13 Julho 2022
Uma das imagens mais conhecidas do fotógrafo malinês Malick Sidibé mostra dois jovens dançando alegremente, ele de terno branco e ela descalça. A explosão de vitalidade que o casal emana fascinou o cineasta Robert Guédiguian, que enfeitiçado por isso, e profundamente preocupado com a atual situação vivida no Mali, inventou a história de um jovem idealista que, com a recém-independência, deseja criar um estado socialista em seu país, enquanto dança o twist e o rock'n'roll.
Em Mali Twist, Guédiguian remonta a 1962 e, através da história deste jovem revolucionário e da mulher que ama, revê as consequências do colonialismo europeu na África e exige uma reflexão sobre a responsabilidade nos conflitos armados, a falência dos Direitos Humanos e a pobreza que alguns países do continente atualmente sofrem.
Mali vive uma situação de constante violência e agressão à população civil, após os golpes de estado de 2020 e o mais recente de maio de 2021, com forças francesas destacadas no país, incapazes de deter os grupos jihadistas.
Stéphane Bak e Alice da Luz protagonizam esta história, escrita por Guédiguian junto com Gilles Taurand, na qual o cineasta busca encarnar o que chama de “momento comunista”, de celebração da revolução, e com o qual denuncia os erros da esquerda, entre eles, o de considerar a música, a cultura ocidental, como parte da ideologia contrarrevolucionária.
A entrevista é de Begoña Piña, publicada por Público, 08-07-2022. A tradução é do Cepat.
Qual foi o papel do colonialismo europeu?
Penso que é preciso recordar isto constantemente. O colonialismo não teve nenhuma qualidade e ainda existe. Havia muita gente que pensava como eu, que é um crime contra a humanidade, e ainda tem gente que se atreve a dizer que levamos elementos de civilização para os jovens que não tinham. É horrível pensar assim, porque é a coisa mais racista do mundo.
É aí que nasce o racismo, considerar que essas pessoas eram inferiores a nós. É odioso e penso que é preciso lutar contra isso, é uma luta permanente, porque sempre haverá gente que pensa assim, sempre haverá racistas.
Hoje, a situação de Mali é responsabilidade da Europa. É importante que as pessoas ligadas à cultura exijam respostas a essa responsabilidade?
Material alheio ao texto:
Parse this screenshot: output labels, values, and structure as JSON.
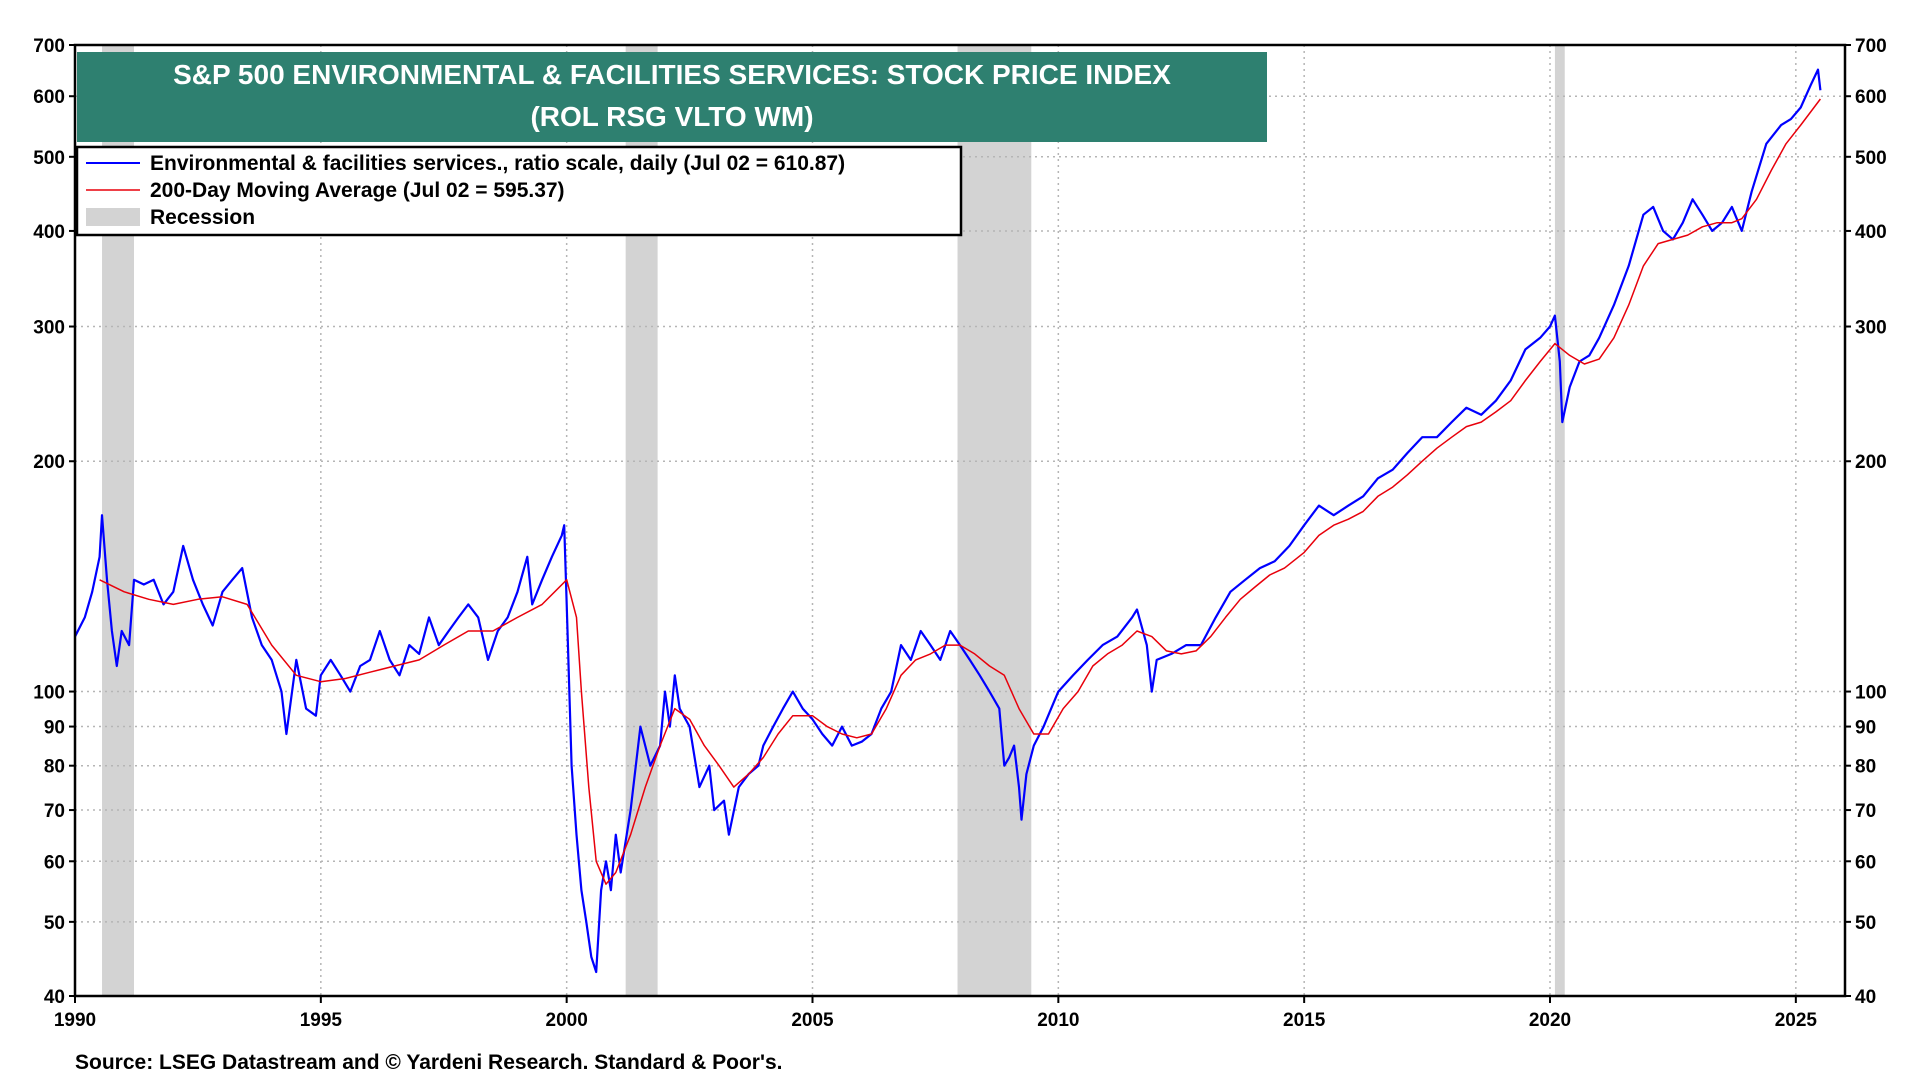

Claro, penso que é um dos elementos, o elemento forte, porque um filme, por exemplo, passa pela emoção. Penso que se ensina mais através da emoção e se aprende com mais vontade e com mais humanismo do que quando se fala das coisas teoricamente ou politicamente. Às vezes, uma palavra que você carrega dentro de si, através dos atores, toca mais as consciências do que muitos discursos. Mas também são necessários discursos e medidas democráticas.
A revolução ainda é possível, hoje?
Eu não pensava assim há trinta anos, mas hoje acredito em momentos revolucionários, que precisam ser assumidos no instante, assim como são, e conservar a exaltação e a alegria que trazem. E que devemos permanentemente tentar reproduzi-los.
Eu os chamo de momentos comunistas. São momentos e, como tais, desaparecem, e é por isso que sempre é preciso criar outros. É uma luta constante, é preciso reconstituir constantemente o comunismo. É o comum das coisas que nos unem. Há trinta anos, eu pensava que a revolução poderia ser algo definitivo, mas agora não acredito mais nisto.
Hoje, qual é a situação dos Direitos Humanos no Mali?
Realmente, é horrível. Existem diferentes grupos que são bandidos, não há nada de político ou religioso, são apenas soldados que querem tirar proveito dos territórios. No Ocidente, isto seria chamado de guerra civil. Em Bamako, por exemplo, só há corrupção, militares no poder. Você nunca sabe o que acontece, um golpe de estado... qualquer coisa. E o povo agora está sofrendo muitíssimo no Mali.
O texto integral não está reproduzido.